The queen bit her lip and turned her green eyes on the captain. “But my husband takes it all seriously! And that is not like him.”

And her husband was a sorcerer! Wasn’t he?

Youth comes back:

Often I think of the beautiful town

That is seated by the sea;

Often in thought go up and down

The pleasant streets of that dear old town,

And my youth comes back to me.

— Longfellow, My Lost Youth

THREE

Voices prophesying

1

The Battle of Bone Pass did not topple the Caliph as the imperor had predicted it would, but it shattered his power. By midsummer the legions had advanced beyond Charkab against token opposition and a torrent of loot was flowing back to Hub to finance the war.

The XIith was relieved then and withdrawn to its home base at Gaaze, in Qoble. Qoble was Impire. It was a strategic center from which forces could strike at Zark, or at the elves in IIrane, or even at the merfolk of the Kerith Islands, although the Impire had never had much success fighting merfolk.

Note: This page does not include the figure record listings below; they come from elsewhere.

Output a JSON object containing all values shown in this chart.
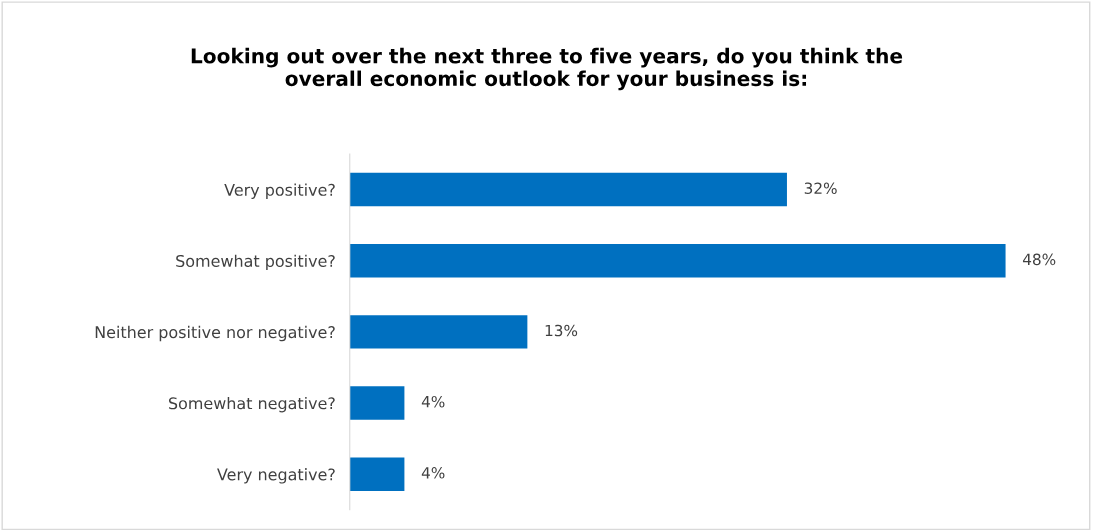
{
  "chart_data": {
    "type": "bar",
    "orientation": "horizontal",
    "title": "Looking out over the next three to five years, do you think the\noverall economic outlook for your business is:",
    "categories": [
      "Very positive?",
      "Somewhat positive?",
      "Neither positive nor negative?",
      "Somewhat negative?",
      "Very negative?"
    ],
    "values": [
      32,
      48,
      13,
      4,
      4
    ],
    "value_labels": [
      "32%",
      "48%",
      "13%",
      "4%",
      "4%"
    ],
    "color": "#0070c0",
    "grid": false,
    "legend": false
  }
}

The XIIth was happy to be home. Gaaze was where the men had their wives, their mistresses, and their children. Here they dwelt in permanent barracks instead of insect-ridden tents. Here they could heal and restore their numbers and train for the next conflict.

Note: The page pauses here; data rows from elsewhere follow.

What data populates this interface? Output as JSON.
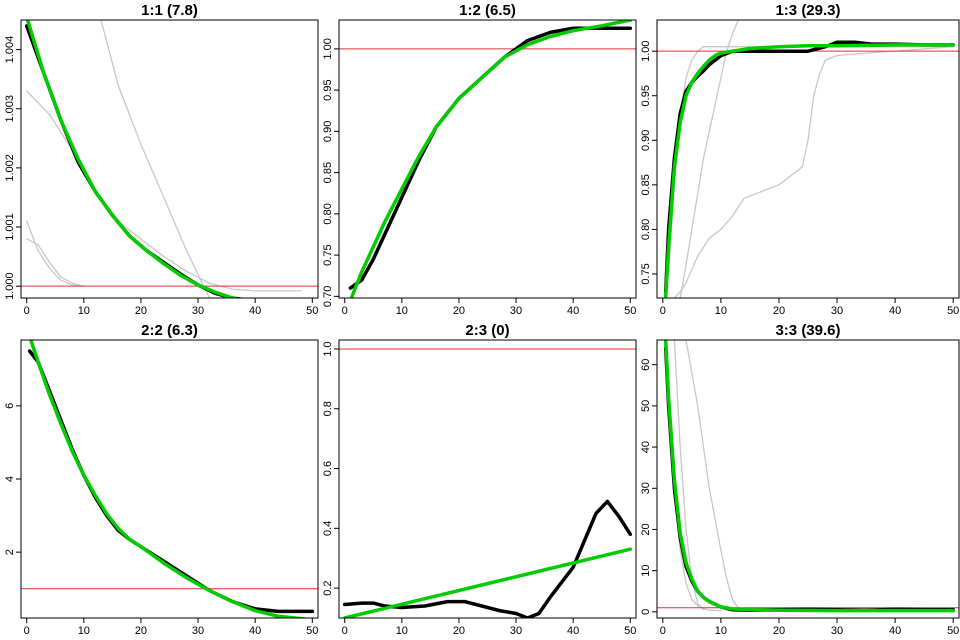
{
  "colors": {
    "mean": "#000000",
    "fit": "#00cc00",
    "reference": "#e03030",
    "chains": "#c8c8c8"
  },
  "chart_data": [
    {
      "type": "line",
      "title": "1:1 (7.8)",
      "xlim": [
        -1,
        51
      ],
      "ylim": [
        999.8,
        1004.5
      ],
      "xticks": [
        0,
        10,
        20,
        30,
        40,
        50
      ],
      "yticks": [
        1000,
        1001,
        1002,
        1003,
        1004
      ],
      "ytick_labels": [
        "1.000",
        "1.001",
        "1.002",
        "1.003",
        "1.004"
      ],
      "hline": 1000.0,
      "series": [
        {
          "role": "chain",
          "x": [
            0,
            4,
            8,
            12,
            16,
            20,
            24,
            28,
            32,
            36,
            40,
            44,
            48
          ],
          "y": [
            1003.3,
            1002.9,
            1002.3,
            1001.6,
            1001.1,
            1000.8,
            1000.5,
            1000.25,
            1000.05,
            999.95,
            999.92,
            999.92,
            999.92
          ]
        },
        {
          "role": "chain",
          "x": [
            0,
            2,
            4,
            6,
            8,
            10
          ],
          "y": [
            1001.1,
            1000.6,
            1000.3,
            1000.1,
            1000.02,
            1000.0
          ]
        },
        {
          "role": "chain",
          "x": [
            0,
            2,
            4,
            6,
            8,
            10
          ],
          "y": [
            1000.8,
            1000.7,
            1000.4,
            1000.15,
            1000.05,
            1000.0
          ]
        },
        {
          "role": "chain",
          "x": [
            13,
            16,
            20,
            24,
            28,
            32
          ],
          "y": [
            1004.5,
            1003.4,
            1002.4,
            1001.5,
            1000.6,
            999.8
          ]
        },
        {
          "role": "mean",
          "x": [
            0,
            3,
            6,
            9,
            12,
            15,
            18,
            21,
            24,
            27,
            30,
            33,
            36,
            40,
            44,
            50
          ],
          "y": [
            1004.4,
            1003.6,
            1002.8,
            1002.1,
            1001.6,
            1001.2,
            1000.85,
            1000.6,
            1000.4,
            1000.2,
            1000.02,
            999.88,
            999.8,
            999.75,
            999.73,
            999.73
          ]
        },
        {
          "role": "fit",
          "x": [
            0,
            3,
            6,
            9,
            12,
            15,
            18,
            21,
            24,
            27,
            30,
            33,
            36,
            40,
            44,
            50
          ],
          "y": [
            1004.55,
            1003.6,
            1002.8,
            1002.15,
            1001.6,
            1001.2,
            1000.85,
            1000.6,
            1000.38,
            1000.18,
            1000.02,
            999.9,
            999.8,
            999.72,
            999.67,
            999.63
          ]
        }
      ]
    },
    {
      "type": "line",
      "title": "1:2 (6.5)",
      "xlim": [
        -1,
        51
      ],
      "ylim": [
        0.698,
        1.035
      ],
      "xticks": [
        0,
        10,
        20,
        30,
        40,
        50
      ],
      "yticks": [
        0.7,
        0.75,
        0.8,
        0.85,
        0.9,
        0.95,
        1.0
      ],
      "ytick_labels": [
        "0.70",
        "0.75",
        "0.80",
        "0.85",
        "0.90",
        "0.95",
        "1.00"
      ],
      "hline": 1.0,
      "series": [
        {
          "role": "mean",
          "x": [
            1,
            3,
            5,
            7,
            10,
            13,
            16,
            20,
            24,
            28,
            32,
            36,
            40,
            45,
            50
          ],
          "y": [
            0.71,
            0.72,
            0.745,
            0.775,
            0.82,
            0.865,
            0.905,
            0.94,
            0.965,
            0.99,
            1.01,
            1.02,
            1.025,
            1.025,
            1.025
          ]
        },
        {
          "role": "fit",
          "x": [
            1,
            3,
            5,
            7,
            10,
            13,
            16,
            20,
            24,
            28,
            32,
            36,
            40,
            45,
            50
          ],
          "y": [
            0.695,
            0.73,
            0.76,
            0.79,
            0.83,
            0.87,
            0.905,
            0.94,
            0.965,
            0.99,
            1.005,
            1.015,
            1.022,
            1.028,
            1.035
          ]
        }
      ]
    },
    {
      "type": "line",
      "title": "1:3 (29.3)",
      "xlim": [
        -1,
        51
      ],
      "ylim": [
        0.723,
        1.035
      ],
      "xticks": [
        0,
        10,
        20,
        30,
        40,
        50
      ],
      "yticks": [
        0.75,
        0.8,
        0.85,
        0.9,
        0.95,
        1.0
      ],
      "ytick_labels": [
        "0.75",
        "0.80",
        "0.85",
        "0.90",
        "0.95",
        "1.00"
      ],
      "hline": 1.0,
      "series": [
        {
          "role": "chain",
          "x": [
            1,
            2,
            3,
            4,
            5,
            6,
            7,
            9,
            12,
            15,
            20,
            30,
            40,
            50
          ],
          "y": [
            0.75,
            0.85,
            0.93,
            0.97,
            0.99,
            1.0,
            1.005,
            1.005,
            1.005,
            1.005,
            1.005,
            1.005,
            1.005,
            1.005
          ]
        },
        {
          "role": "chain",
          "x": [
            3,
            4,
            5,
            6,
            7,
            8,
            9,
            10,
            11,
            12,
            13
          ],
          "y": [
            0.723,
            0.76,
            0.8,
            0.84,
            0.88,
            0.91,
            0.94,
            0.97,
            1.0,
            1.02,
            1.035
          ]
        },
        {
          "role": "chain",
          "x": [
            2,
            3,
            4,
            6,
            8,
            10,
            12,
            14,
            16,
            18,
            20,
            22,
            24,
            25,
            26,
            27,
            28,
            30,
            35,
            40,
            50
          ],
          "y": [
            0.723,
            0.73,
            0.74,
            0.77,
            0.79,
            0.8,
            0.815,
            0.835,
            0.84,
            0.845,
            0.85,
            0.86,
            0.87,
            0.9,
            0.95,
            0.975,
            0.99,
            0.995,
            0.998,
            1.0,
            1.005
          ]
        },
        {
          "role": "mean",
          "x": [
            0.5,
            1,
            2,
            3,
            4,
            5,
            6,
            7,
            8,
            9,
            10,
            12,
            15,
            20,
            25,
            28,
            30,
            33,
            36,
            40,
            45,
            50
          ],
          "y": [
            0.73,
            0.8,
            0.88,
            0.93,
            0.955,
            0.965,
            0.972,
            0.978,
            0.985,
            0.99,
            0.995,
            1.0,
            1.0,
            1.0,
            1.0,
            1.005,
            1.01,
            1.01,
            1.008,
            1.008,
            1.007,
            1.007
          ]
        },
        {
          "role": "fit",
          "x": [
            0.5,
            1,
            2,
            3,
            4,
            5,
            6,
            7,
            8,
            9,
            10,
            12,
            15,
            20,
            25,
            30,
            40,
            50
          ],
          "y": [
            0.725,
            0.78,
            0.87,
            0.92,
            0.95,
            0.965,
            0.975,
            0.983,
            0.99,
            0.995,
            0.998,
            1.0,
            1.003,
            1.005,
            1.006,
            1.006,
            1.007,
            1.007
          ]
        }
      ]
    },
    {
      "type": "line",
      "title": "2:2 (6.3)",
      "xlim": [
        -1,
        51
      ],
      "ylim": [
        0.2,
        7.8
      ],
      "xticks": [
        0,
        10,
        20,
        30,
        40,
        50
      ],
      "yticks": [
        2,
        4,
        6
      ],
      "ytick_labels": [
        "2",
        "4",
        "6"
      ],
      "hline": 1.0,
      "series": [
        {
          "role": "mean",
          "x": [
            0.5,
            2,
            4,
            6,
            8,
            10,
            12,
            14,
            16,
            18,
            20,
            24,
            28,
            32,
            36,
            40,
            44,
            50
          ],
          "y": [
            7.5,
            7.2,
            6.4,
            5.6,
            4.8,
            4.1,
            3.5,
            3.0,
            2.6,
            2.35,
            2.15,
            1.75,
            1.35,
            0.95,
            0.65,
            0.45,
            0.38,
            0.38
          ]
        },
        {
          "role": "fit",
          "x": [
            0.5,
            2,
            4,
            6,
            8,
            10,
            12,
            14,
            16,
            18,
            20,
            24,
            28,
            32,
            36,
            40,
            44,
            50
          ],
          "y": [
            7.9,
            7.2,
            6.3,
            5.5,
            4.75,
            4.1,
            3.55,
            3.05,
            2.65,
            2.35,
            2.15,
            1.7,
            1.3,
            0.95,
            0.65,
            0.4,
            0.25,
            0.15
          ]
        }
      ]
    },
    {
      "type": "line",
      "title": "2:3 (0)",
      "xlim": [
        -1,
        51
      ],
      "ylim": [
        0.1,
        1.03
      ],
      "xticks": [
        0,
        10,
        20,
        30,
        40,
        50
      ],
      "yticks": [
        0.2,
        0.4,
        0.6,
        0.8,
        1.0
      ],
      "ytick_labels": [
        "0.2",
        "0.4",
        "0.6",
        "0.8",
        "1.0"
      ],
      "hline": 1.0,
      "series": [
        {
          "role": "mean",
          "x": [
            0,
            3,
            5,
            7,
            10,
            14,
            18,
            21,
            24,
            27,
            30,
            32,
            34,
            36,
            38,
            40,
            42,
            44,
            46,
            48,
            50
          ],
          "y": [
            0.145,
            0.15,
            0.15,
            0.14,
            0.135,
            0.14,
            0.155,
            0.155,
            0.14,
            0.125,
            0.115,
            0.1,
            0.115,
            0.17,
            0.22,
            0.27,
            0.36,
            0.45,
            0.49,
            0.44,
            0.38
          ]
        },
        {
          "role": "fit",
          "x": [
            0,
            50
          ],
          "y": [
            0.1,
            0.33
          ]
        }
      ]
    },
    {
      "type": "line",
      "title": "3:3 (39.6)",
      "xlim": [
        -1,
        51
      ],
      "ylim": [
        -1.5,
        66
      ],
      "xticks": [
        0,
        10,
        20,
        30,
        40,
        50
      ],
      "yticks": [
        0,
        10,
        20,
        30,
        40,
        50,
        60
      ],
      "ytick_labels": [
        "0",
        "10",
        "20",
        "30",
        "40",
        "50",
        "60"
      ],
      "hline": 1.0,
      "series": [
        {
          "role": "chain",
          "x": [
            1,
            2,
            3,
            4,
            5,
            6,
            7,
            8,
            10
          ],
          "y": [
            55,
            30,
            15,
            7,
            3,
            1.5,
            0.8,
            0.4,
            0.3
          ]
        },
        {
          "role": "chain",
          "x": [
            4,
            6,
            8,
            10,
            11,
            12,
            13,
            15,
            20,
            50
          ],
          "y": [
            66,
            50,
            30,
            15,
            8,
            3,
            1,
            0.5,
            0.3,
            0.3
          ]
        },
        {
          "role": "chain",
          "x": [
            2,
            3,
            4,
            5,
            6,
            7
          ],
          "y": [
            66,
            40,
            20,
            8,
            2,
            0.5
          ]
        },
        {
          "role": "mean",
          "x": [
            0.5,
            1,
            2,
            3,
            4,
            5,
            6,
            7,
            8,
            10,
            12,
            15,
            20,
            25,
            30,
            35,
            40,
            45,
            50
          ],
          "y": [
            64,
            50,
            30,
            18,
            11,
            7.5,
            5,
            3.5,
            2.5,
            1.2,
            0.5,
            0.4,
            0.5,
            0.6,
            0.5,
            0.4,
            0.6,
            0.5,
            0.5
          ]
        },
        {
          "role": "fit",
          "x": [
            0.5,
            1,
            2,
            3,
            4,
            5,
            6,
            7,
            8,
            10,
            12,
            15,
            20,
            30,
            40,
            50
          ],
          "y": [
            66,
            52,
            32,
            19,
            12,
            8,
            5,
            3.5,
            2.5,
            1.2,
            0.7,
            0.5,
            0.4,
            0.3,
            0.3,
            0.3
          ]
        }
      ]
    }
  ]
}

Ylo yearned for Hub, but he preferred Gaaze to battlefields. He welcomed the civilized surroundings, the superb climate, the luxurious quarters. The women of Qoble were imps, not djinns. They wore pretty dresses instead of black shrouds. They were more visible and much more accessible.

In Gaaze Shandie was still legate of the XIIth, but he was also the prince imperial. Rich citizens fawned over him, inviting him to an unending glitter of parties and balls. He declined whenever he could, but duty required him to attend many, and his signifer was always at his side. The blushing debutantes were presented and when they rose from their curtseys, their eyes would invariably fall on the prince’s companion, the handsome one in the romantic wolfskin cape that was the badge of a hero. Ylo enjoyed Gaaze. Gaaze was good to Ylo.